Le registre aide non seulement à rendre plus improbable le fait de tuer par excès de colère ou de folie, en faisant partie d'un mécanisme de retrait des armes à feu face à une situation potentiellement violente. Le registre permet aussi aux policiers de s'attaquer aux criminels organisés. Parce que les criminels qui planifient leurs méfaits préfèrent des armes qui ne sont pas enregistrées. En effet, il suffit aux policiers de retrouver les propriétaires suivants à partir du dernier enregistrement pour identifier le propriétaire courant au besoin. Ceux que le registre dérange le plus, ce sont les individus qui acquièrent des armes en pensant peut-être commettre des actes illégaux avec elles. Ils espèrent ainsi augmenter leurs chances d'échapper à la justice.

Et avec le temps, le registre devient de plus en plus efficace: une arme achetée ou héritée peut très bien avoir été enregistrée par un propriétaire précédent. Un nouveau propriétaire sans malveillance peut oublier d'enregistrer une arme, tandis que le criminel potentiel insistera pour se procurer une arme qui n'a jamais été enregistrée. Cette différence de comportement induite par le registre est un outil d'identification extrêmement précieux pour les forces de l'ordre.

Refuser de voir un lien de cause à effet entre l'implantation du registre et la diminution des crimes violents, c'est nier l'intelligence des criminels qui à défaut d'accorder de l'importance à la vie d'autrui, en accordent généralement à leur propre liberté.

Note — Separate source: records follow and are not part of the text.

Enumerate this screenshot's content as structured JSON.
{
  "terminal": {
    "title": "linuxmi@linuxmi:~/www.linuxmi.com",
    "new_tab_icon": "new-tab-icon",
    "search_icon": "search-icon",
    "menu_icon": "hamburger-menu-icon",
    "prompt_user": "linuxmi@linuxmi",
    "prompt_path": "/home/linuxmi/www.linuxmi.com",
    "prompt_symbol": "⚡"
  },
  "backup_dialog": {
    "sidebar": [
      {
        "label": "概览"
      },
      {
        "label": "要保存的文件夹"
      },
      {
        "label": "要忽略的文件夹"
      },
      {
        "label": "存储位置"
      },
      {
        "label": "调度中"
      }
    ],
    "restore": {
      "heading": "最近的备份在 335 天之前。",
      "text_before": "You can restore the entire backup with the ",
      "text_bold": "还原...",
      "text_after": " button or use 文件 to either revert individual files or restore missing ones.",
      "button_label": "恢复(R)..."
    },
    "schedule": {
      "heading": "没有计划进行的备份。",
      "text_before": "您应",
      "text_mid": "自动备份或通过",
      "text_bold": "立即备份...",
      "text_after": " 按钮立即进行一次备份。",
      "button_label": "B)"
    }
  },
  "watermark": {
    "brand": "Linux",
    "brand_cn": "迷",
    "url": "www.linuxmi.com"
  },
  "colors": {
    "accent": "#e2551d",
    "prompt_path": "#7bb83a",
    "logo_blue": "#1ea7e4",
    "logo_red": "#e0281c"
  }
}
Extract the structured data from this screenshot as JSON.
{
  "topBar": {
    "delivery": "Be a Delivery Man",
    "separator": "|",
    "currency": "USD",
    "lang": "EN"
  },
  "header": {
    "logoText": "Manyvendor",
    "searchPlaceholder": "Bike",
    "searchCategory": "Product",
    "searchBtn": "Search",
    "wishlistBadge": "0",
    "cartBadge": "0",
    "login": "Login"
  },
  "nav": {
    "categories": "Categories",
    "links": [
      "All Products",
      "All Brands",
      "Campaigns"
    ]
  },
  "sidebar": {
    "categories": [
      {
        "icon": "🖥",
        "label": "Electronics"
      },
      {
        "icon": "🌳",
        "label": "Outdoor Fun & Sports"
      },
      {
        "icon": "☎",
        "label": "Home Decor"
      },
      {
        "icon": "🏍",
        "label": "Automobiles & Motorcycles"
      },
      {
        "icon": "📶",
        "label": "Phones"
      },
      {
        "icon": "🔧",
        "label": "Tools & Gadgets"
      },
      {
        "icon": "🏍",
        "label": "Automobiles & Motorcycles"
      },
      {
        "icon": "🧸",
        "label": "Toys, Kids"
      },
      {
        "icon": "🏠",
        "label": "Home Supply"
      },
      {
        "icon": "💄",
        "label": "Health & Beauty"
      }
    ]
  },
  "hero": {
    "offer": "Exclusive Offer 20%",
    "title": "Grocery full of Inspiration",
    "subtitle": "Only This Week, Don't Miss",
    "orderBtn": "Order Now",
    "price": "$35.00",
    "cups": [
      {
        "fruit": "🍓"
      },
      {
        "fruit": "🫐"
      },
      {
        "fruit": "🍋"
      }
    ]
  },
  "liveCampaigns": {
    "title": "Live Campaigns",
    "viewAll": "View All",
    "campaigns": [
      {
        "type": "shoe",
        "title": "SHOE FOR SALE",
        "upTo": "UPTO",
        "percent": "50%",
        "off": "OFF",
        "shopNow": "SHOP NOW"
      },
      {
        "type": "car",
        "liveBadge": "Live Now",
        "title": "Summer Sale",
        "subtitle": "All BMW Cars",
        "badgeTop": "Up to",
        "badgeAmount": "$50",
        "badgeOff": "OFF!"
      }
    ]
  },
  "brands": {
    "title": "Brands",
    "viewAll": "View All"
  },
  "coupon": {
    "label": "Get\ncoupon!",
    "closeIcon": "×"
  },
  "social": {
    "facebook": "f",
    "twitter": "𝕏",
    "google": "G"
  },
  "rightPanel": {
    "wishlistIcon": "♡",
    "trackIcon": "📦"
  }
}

Les criminels violents qui sont prêts à récidiver sont ceux que le registre contribue à identifier. En consultant le registre, les policiers peuvent immédiatement vérifier si les armes en leur possession sont légales ou non. Ce sont les crimes perpétrés par ces individus que le registre permet aussi de reporter ou d'éviter. Et c'est cette catégorie d'individus que certains de nos élus aident en abrogeant le registre.